Unos se afanan en presentarse
como alternativa de gobierno, como un partido con futuro, pero ante nuestros
ojos aparece sumido una guerra fratricida y feroz, que lo dejará débil,
dividido, inútil para prestar ningún servicio a la sociedad durante un largo
periodo.
Y otros son evidentemente
extraparlamentarios e imitan a la derecha más integrista en las maneras.
Prefieren el autobús a los escaños.
Lo diré abiertamente,
rememorando a un maestro antiguo en un discurso ante el Senado Romano, “aperte dicam”,
la izquierda que hoy ocupa los escaños en el Parlamento no me representa. Y la
derecha nos es digna de representarme.
No soy un caso
extraordinario. Por lo que oigo y leo, mucha gente de la que consolidó la
democracia, casi en los límites ya de nuestra vida laboral y en cierto modo
pública, compartimos ese sentimiento de orfandad.
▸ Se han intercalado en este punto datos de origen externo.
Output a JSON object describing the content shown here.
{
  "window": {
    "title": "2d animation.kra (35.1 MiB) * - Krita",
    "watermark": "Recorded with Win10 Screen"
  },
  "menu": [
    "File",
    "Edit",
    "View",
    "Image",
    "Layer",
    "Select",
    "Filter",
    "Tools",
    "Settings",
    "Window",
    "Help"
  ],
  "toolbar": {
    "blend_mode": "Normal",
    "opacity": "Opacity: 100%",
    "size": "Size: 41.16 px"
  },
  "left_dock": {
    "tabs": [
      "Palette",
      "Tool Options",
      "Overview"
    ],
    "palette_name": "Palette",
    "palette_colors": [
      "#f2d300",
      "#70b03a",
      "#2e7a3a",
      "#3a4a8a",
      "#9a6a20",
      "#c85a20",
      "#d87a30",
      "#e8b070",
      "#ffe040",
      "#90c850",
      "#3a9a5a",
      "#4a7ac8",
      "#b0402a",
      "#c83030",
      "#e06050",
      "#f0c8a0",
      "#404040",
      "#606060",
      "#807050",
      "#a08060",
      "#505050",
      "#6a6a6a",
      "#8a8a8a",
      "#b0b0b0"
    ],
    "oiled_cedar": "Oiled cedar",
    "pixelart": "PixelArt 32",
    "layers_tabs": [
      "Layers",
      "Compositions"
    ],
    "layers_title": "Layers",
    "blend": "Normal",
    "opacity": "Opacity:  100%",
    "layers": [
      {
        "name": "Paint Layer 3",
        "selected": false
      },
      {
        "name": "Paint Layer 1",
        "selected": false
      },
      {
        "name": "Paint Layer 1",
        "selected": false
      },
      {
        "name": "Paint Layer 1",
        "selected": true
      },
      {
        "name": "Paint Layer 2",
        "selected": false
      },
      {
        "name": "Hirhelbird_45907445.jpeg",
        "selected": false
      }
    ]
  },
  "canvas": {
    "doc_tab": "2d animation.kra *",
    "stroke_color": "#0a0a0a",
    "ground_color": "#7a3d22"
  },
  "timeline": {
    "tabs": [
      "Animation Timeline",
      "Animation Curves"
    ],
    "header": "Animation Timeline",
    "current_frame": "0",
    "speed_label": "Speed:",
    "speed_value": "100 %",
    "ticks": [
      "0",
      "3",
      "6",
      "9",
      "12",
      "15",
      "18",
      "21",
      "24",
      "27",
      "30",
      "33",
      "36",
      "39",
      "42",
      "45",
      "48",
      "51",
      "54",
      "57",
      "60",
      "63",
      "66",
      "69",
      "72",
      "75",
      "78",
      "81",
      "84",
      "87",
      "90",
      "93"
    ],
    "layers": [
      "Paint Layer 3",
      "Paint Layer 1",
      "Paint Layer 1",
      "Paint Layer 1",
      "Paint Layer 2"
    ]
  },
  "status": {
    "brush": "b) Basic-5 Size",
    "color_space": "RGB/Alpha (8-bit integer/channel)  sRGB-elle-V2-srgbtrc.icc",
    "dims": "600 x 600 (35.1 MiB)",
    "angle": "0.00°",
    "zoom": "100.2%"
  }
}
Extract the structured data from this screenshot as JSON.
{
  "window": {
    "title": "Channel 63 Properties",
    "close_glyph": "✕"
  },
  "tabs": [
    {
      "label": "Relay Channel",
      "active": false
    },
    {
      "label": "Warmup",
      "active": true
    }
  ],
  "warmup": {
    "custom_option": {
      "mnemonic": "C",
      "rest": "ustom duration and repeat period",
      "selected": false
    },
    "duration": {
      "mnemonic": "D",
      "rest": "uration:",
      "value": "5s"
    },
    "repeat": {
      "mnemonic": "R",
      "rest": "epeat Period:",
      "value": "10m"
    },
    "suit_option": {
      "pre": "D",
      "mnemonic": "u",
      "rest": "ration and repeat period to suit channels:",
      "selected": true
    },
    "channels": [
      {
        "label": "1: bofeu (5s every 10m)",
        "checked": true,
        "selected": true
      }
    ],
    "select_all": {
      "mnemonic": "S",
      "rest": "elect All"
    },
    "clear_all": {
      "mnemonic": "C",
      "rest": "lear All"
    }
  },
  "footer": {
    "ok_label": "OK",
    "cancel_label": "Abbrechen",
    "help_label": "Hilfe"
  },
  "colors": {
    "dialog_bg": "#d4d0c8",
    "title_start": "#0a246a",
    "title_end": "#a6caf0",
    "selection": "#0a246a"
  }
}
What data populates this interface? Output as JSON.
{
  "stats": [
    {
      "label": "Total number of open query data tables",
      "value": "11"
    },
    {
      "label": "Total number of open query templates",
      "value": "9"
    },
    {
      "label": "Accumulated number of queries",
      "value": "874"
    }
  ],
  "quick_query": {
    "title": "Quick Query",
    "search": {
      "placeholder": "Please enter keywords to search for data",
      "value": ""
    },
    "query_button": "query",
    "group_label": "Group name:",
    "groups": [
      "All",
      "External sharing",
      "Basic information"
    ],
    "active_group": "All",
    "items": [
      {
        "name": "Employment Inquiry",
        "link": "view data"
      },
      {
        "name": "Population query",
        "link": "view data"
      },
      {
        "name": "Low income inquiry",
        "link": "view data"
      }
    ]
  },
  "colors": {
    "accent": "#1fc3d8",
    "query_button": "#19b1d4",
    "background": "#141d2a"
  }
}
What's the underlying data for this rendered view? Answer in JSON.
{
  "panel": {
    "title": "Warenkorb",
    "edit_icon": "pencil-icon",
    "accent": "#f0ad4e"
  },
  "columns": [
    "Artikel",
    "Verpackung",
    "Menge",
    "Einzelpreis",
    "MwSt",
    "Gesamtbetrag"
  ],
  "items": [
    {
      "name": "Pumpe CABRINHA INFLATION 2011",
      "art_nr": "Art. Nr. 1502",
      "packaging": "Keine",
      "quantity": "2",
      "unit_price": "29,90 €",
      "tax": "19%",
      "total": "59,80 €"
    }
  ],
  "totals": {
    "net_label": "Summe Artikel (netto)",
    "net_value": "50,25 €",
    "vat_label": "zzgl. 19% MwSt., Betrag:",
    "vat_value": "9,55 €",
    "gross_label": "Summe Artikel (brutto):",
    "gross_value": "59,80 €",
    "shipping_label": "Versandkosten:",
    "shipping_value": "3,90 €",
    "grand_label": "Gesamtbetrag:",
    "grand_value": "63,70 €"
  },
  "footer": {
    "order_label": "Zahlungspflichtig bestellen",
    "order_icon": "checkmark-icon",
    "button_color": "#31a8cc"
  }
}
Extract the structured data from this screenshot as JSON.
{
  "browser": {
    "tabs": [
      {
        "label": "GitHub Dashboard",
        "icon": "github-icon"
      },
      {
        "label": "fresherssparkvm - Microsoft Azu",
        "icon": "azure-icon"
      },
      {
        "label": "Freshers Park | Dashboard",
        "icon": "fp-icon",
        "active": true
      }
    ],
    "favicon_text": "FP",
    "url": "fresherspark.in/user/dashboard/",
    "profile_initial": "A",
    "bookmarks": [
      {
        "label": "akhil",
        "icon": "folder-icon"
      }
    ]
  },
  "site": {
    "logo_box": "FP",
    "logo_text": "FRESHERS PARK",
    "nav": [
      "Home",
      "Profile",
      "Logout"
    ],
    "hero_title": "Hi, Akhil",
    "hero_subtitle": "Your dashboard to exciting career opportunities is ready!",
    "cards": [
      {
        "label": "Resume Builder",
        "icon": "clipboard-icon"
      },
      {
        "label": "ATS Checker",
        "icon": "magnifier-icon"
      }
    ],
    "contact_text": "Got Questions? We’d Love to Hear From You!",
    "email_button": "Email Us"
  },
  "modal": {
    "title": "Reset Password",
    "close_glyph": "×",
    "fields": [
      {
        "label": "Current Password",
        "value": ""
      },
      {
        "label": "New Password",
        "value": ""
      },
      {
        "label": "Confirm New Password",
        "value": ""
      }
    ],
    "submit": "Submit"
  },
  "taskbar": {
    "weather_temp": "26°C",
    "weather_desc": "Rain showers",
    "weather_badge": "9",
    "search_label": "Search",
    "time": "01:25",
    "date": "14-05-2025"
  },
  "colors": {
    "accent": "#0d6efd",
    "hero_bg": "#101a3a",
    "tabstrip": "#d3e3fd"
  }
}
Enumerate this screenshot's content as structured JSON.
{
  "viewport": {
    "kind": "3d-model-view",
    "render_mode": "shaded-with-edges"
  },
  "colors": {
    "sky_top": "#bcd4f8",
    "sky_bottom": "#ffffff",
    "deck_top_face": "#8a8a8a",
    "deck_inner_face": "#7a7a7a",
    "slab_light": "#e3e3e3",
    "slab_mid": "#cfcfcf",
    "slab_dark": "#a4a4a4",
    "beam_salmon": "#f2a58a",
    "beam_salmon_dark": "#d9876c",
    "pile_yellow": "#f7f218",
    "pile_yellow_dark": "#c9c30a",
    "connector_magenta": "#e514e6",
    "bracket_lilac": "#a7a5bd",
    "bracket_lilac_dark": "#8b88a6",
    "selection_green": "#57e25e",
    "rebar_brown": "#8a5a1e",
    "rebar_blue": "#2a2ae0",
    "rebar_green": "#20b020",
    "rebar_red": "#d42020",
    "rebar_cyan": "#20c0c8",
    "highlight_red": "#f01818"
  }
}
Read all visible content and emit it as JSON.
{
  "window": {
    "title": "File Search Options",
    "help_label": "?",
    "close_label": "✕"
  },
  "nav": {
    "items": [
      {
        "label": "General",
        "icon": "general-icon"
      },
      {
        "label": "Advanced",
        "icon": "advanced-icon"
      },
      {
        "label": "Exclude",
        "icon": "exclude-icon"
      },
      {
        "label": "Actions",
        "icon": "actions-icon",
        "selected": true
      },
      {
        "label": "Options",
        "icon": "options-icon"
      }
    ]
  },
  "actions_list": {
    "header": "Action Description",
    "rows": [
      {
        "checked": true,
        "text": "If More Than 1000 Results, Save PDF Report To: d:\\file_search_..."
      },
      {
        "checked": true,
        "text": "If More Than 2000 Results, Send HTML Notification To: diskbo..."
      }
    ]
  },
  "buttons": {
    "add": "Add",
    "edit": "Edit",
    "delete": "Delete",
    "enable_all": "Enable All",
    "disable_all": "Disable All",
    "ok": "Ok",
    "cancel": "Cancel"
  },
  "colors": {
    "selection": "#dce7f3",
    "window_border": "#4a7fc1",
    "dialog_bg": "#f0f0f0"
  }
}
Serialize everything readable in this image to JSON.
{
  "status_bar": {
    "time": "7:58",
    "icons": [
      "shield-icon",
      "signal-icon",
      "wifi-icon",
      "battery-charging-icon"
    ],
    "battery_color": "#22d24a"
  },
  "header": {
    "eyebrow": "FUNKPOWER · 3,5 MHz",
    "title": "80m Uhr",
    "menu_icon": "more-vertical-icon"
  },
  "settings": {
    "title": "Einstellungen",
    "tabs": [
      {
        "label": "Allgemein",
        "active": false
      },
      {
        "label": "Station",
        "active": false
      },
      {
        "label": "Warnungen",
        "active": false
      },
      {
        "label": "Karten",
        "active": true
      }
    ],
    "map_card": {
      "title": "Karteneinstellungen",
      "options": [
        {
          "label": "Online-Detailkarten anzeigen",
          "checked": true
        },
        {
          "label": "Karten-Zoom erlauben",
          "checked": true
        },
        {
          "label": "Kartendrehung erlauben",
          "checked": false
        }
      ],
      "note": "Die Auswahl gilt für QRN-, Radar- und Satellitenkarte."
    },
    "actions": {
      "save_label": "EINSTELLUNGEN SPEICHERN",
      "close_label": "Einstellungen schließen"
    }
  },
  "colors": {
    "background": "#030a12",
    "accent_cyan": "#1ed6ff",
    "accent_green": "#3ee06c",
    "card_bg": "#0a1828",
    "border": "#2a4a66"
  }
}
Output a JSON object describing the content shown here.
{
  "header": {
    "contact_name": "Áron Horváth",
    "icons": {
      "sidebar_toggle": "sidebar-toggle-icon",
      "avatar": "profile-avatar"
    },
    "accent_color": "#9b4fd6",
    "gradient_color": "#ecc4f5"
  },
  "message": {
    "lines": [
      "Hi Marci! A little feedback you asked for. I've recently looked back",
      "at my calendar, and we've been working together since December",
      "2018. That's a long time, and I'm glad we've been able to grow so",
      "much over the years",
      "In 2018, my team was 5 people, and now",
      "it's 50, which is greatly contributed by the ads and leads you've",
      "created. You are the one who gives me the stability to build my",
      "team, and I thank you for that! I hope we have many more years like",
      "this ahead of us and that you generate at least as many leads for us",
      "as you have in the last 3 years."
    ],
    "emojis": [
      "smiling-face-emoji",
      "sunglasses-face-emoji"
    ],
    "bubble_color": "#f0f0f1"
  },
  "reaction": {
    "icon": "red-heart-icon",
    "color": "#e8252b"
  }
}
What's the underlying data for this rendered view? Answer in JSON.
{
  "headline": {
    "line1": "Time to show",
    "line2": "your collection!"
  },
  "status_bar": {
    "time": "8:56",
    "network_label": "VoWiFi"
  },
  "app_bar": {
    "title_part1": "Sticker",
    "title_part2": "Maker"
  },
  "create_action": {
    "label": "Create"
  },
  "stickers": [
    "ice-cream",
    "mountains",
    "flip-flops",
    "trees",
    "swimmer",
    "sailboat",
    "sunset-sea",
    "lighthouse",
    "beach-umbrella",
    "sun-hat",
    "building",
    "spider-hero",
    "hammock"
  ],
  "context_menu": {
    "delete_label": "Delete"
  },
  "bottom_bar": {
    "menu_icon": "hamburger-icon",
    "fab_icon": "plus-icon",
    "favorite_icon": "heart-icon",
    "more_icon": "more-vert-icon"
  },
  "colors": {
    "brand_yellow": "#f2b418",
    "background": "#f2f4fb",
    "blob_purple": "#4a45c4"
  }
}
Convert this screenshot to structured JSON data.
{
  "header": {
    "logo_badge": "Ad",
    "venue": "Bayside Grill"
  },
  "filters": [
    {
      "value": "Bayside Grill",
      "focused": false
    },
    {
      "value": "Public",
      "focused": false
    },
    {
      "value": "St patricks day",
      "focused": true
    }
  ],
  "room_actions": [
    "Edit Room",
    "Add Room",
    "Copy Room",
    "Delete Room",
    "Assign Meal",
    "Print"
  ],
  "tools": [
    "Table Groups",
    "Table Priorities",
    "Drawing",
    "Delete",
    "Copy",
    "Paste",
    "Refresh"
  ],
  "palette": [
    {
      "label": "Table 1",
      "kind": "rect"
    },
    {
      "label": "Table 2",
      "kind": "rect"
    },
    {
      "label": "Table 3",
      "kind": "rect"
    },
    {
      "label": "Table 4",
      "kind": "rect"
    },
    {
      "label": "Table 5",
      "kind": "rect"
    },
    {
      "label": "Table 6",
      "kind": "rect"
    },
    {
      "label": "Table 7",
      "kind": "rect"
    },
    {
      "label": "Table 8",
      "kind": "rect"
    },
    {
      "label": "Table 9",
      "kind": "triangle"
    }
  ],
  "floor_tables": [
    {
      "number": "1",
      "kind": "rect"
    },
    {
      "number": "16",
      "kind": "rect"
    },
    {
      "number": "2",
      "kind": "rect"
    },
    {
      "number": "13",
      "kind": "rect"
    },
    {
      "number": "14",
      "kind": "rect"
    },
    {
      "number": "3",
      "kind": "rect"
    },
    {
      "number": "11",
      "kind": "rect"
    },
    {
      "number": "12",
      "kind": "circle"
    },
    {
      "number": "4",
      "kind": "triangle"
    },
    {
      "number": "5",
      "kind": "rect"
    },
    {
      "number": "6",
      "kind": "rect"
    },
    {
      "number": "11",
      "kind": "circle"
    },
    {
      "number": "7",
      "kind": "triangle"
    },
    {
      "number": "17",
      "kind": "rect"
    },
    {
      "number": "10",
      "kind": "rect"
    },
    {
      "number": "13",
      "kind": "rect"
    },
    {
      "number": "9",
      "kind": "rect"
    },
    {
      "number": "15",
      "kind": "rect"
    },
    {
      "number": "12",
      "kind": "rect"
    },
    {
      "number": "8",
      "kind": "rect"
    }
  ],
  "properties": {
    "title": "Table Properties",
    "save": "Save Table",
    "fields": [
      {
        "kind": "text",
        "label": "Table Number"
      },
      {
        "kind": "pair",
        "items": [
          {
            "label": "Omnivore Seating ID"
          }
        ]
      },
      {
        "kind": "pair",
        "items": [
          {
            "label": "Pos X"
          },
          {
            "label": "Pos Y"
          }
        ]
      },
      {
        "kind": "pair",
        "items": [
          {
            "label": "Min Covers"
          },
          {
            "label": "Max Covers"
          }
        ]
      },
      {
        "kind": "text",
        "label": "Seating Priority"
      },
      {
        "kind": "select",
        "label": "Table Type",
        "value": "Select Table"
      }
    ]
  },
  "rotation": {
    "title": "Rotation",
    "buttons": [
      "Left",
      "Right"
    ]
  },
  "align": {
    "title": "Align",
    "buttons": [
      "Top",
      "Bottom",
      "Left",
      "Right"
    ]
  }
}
La tecnología subvencionada en su desarrollo
por el gran capital trabaja contra el hombre en muchos casos, con el objetivo
no confeso de expulsarlo del sistema productivo para reducir costes y obligaciones
sociales, y nadie parece excesivamente preocupado por la legión de víctimas
que está generando este proceso
imparable, víctimas condenadas a la exclusión, a la vergonzante beneficencia o
a la solidaridad de la familia.
La aberración mayor
es que el sistema tiene medios precisos para que las víctimas se conviertan en
culpables: inadecuada formación, poca flexibilidad, inadaptación a las nuevas condiciones
del mercado, falta de iniciativa y de ambición. A la larga la culpa recaerá sobre
la víctima.
Ese sentimiento de
orfandad que creo compartir con mucha gente tiene que ver con el convencimiento
íntimo de que, a pesar de los esfuerzos realizados, nuestros hijos tendrán una
vida peor que la nuestra.
Tiene, también, que
ver con el hecho de que nadie, desde el Parlamento y desde la propia sociedad
civil quiere oír ese llanto avergonzado y sordo de los que lloran a solas, porque
entre todos les hemos arrebatado la dignidad, la esperanza y la autoestima.
Nosotros, también
hemos ayudado a arrebatárselas..
Lo hacemos cuando
otorgamos mayorías a un partido plagado de cleptómanos corruptos; cuando convertimos
la defensa del líder ególatra en asunto de estado, cuando valoramos más en los
discursos políticos el insulto al
contrario que una propuesta razonable para nuestras vidas.
Nosotros también somos
culpables del llanto solitario y sordo de tanta gente que ha perdido el futuro,
sin que nuestras conciencias se rebelen de manera solidaria y eficaz.